Donald Trump’s Access Hollywood Statement Was Misinterpreted

WASHINGTON, D.C – (May 10, 2023) – The portion of Donald Trump‘s deposition citing the Access Hollywood tape in which he says “when you’re a star . . . you can do anything,” has apparently been widely misinterpreted, and it could even be true if read carefully and precisely, says public interest law professor John Banzhaf, who has won over 100 cases of sexual discrimination against women.

The reason for the perception that he is bragging that he can get away with sexually assaulting women – e.g., because no one will believe their claims and/or that the legal system is misogynistic and unfair – is that a few very important words are being overlooked.

Regardless of how crude and shocking Trump’s words about “grab them by the p-ssy, you can do anything” are, and whether or not Trump actually engaged in the behavior he described or was simply boasting, the activity itself does not necessarily constitute the criminal or civil offense of sexual assault, says Banzhaf. Indeed, read in context, the situations Trump described might not be illegal at all, says Banzhaf.

Immediately preceding his “grab” statement, Trump said “and when you’re a star, they let you do it. you can do anything.” [emphasis added]

If by that Trump means that many women willingly tolerate from a “star” what would otherwise constitute completely unacceptable sexual behavior – because they hoped he could advance their careers, did not wish to embarrass themselves or him, hope to curry some kind of favor in the future, were afraid of tarnishing their careers, etc. – then, at least under some scenarios, their action in letting him do it would constitute express or implied consent, and therefore no assault of any kind.

Indeed, notes Banzhaf, even if consent to sex is obtained by fraud or misrepresentation – e.g., if Trump implied that he would get them a part or marry them – it is still a valid defense to sexual assault or other criminal or civil wrongs.

For example, if Trump suddenly and without any warning reached out and grabbed a woman’s crotch or breast, it would rather clearly constitute sexual assault.

But if she encouraged, cooperated, or simply said and did nothing in response to his sexual touching because he was a “star” whom she wanted for whatever reason to please – as he implied by the words “they let you do it” – then, as unseemly as the scenario might be, it would probably not constitute sexual assault, says Banzhaf.

This interpretation of the words from Trump’s “you can do anything” Access Hollywood tape were reinforced with the followup explanation in his deposition:

Mr. Trump: “Well, historically, that’s true with stars.”

Q: “It’s true with stars that they can grab women by the p—?”

Mr. Trump: “Well, that’s what, if you look over the last million years I guess that’s been largely true. Not always, but largely true.
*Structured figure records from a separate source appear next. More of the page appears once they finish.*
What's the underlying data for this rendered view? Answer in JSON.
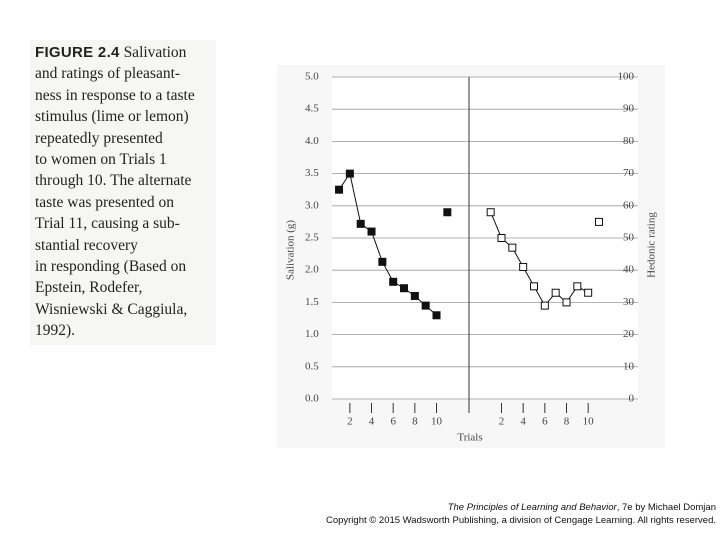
{
  "caption": {
    "label": "FIGURE 2.4",
    "lines": [
      "Salivation",
      "and ratings of pleasant-",
      "ness in response to a taste",
      "stimulus (lime or lemon)",
      "repeatedly presented",
      "to women on Trials 1",
      "through 10. The alternate",
      "taste was presented on",
      "Trial 11, causing a sub-",
      "stantial recovery",
      "in responding (Based on",
      "Epstein, Rodefer,",
      "Wisniewski & Caggiula,",
      "1992)."
    ]
  },
  "footer": {
    "book": "The Principles of Learning and Behavior",
    "edition": ", 7e by Michael Domjan",
    "copyright": "Copyright © 2015 Wadsworth Publishing, a division of Cengage Learning. All rights reserved."
  },
  "chart_data": {
    "type": "line",
    "xlabel": "Trials",
    "ylabel": "Salivation (g)",
    "y2label": "Hedonic rating",
    "ylim": [
      0,
      5
    ],
    "yticks": [
      {
        "value": 0,
        "label": "0.0"
      },
      {
        "value": 0.5,
        "label": "0.5"
      },
      {
        "value": 1,
        "label": "1.0"
      },
      {
        "value": 1.5,
        "label": "1.5"
      },
      {
        "value": 2,
        "label": "2.0"
      },
      {
        "value": 2.5,
        "label": "2.5"
      },
      {
        "value": 3,
        "label": "3.0"
      },
      {
        "value": 3.5,
        "label": "3.5"
      },
      {
        "value": 4,
        "label": "4.0"
      },
      {
        "value": 4.5,
        "label": "4.5"
      },
      {
        "value": 5,
        "label": "5.0"
      }
    ],
    "y2lim": [
      0,
      100
    ],
    "y2ticks": [
      0,
      10,
      20,
      30,
      40,
      50,
      60,
      70,
      80,
      90,
      100
    ],
    "grid": true,
    "panels": [
      {
        "axis": "y",
        "marker": "filled",
        "color": "#111111",
        "xlim": [
          0.35,
          13
        ],
        "xticks": [
          2,
          4,
          6,
          8,
          10
        ],
        "x": [
          1,
          2,
          3,
          4,
          5,
          6,
          7,
          8,
          9,
          10
        ],
        "values": [
          3.25,
          3.5,
          2.72,
          2.6,
          2.13,
          1.82,
          1.72,
          1.6,
          1.45,
          1.3
        ],
        "test_x": [
          11
        ],
        "test_values": [
          2.9
        ]
      },
      {
        "axis": "y2",
        "marker": "open",
        "color": "#111111",
        "xlim": [
          -1,
          14.6
        ],
        "xticks": [
          2,
          4,
          6,
          8,
          10
        ],
        "x": [
          1,
          2,
          3,
          4,
          5,
          6,
          7,
          8,
          9,
          10
        ],
        "values": [
          58,
          50,
          47,
          41,
          35,
          29,
          33,
          30,
          35,
          33
        ],
        "test_x": [
          11
        ],
        "test_values": [
          55
        ]
      }
    ]
  }
}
With these words he makes it rather clear that he is not just speaking about his own sexual interactions with women. Rather he suggests that ‘historically” many women would “let you do it” if the male was a “star.”

Thus he is seemingly referencing frequent suggestions that some actresses “slept their way” to a part in a movie, earned a spot by their actions on the casting couch, or at very least tolerated gropings and other kinds of unwanted or even repulsive forms of sexual touching so as not to offend a star and/or to advance their careers.

Whether or not this impression of Hollywood and/or TV is in any way accurate is irrelevant since Trump is merely trying to explain that women “let [him, Trump] do it” “when [he, Trump]’s a star” just as he believes (correctly or not) that many women do the same thing when a different male is perceived to be a “star.”

Fortunately, even if members of the jury misinterpreted his statements to mean that he was privileged to reach out and grab any woman simply because he was famous, this would almost certainly not constitute grounds to reverse the jury’s decision on appeal.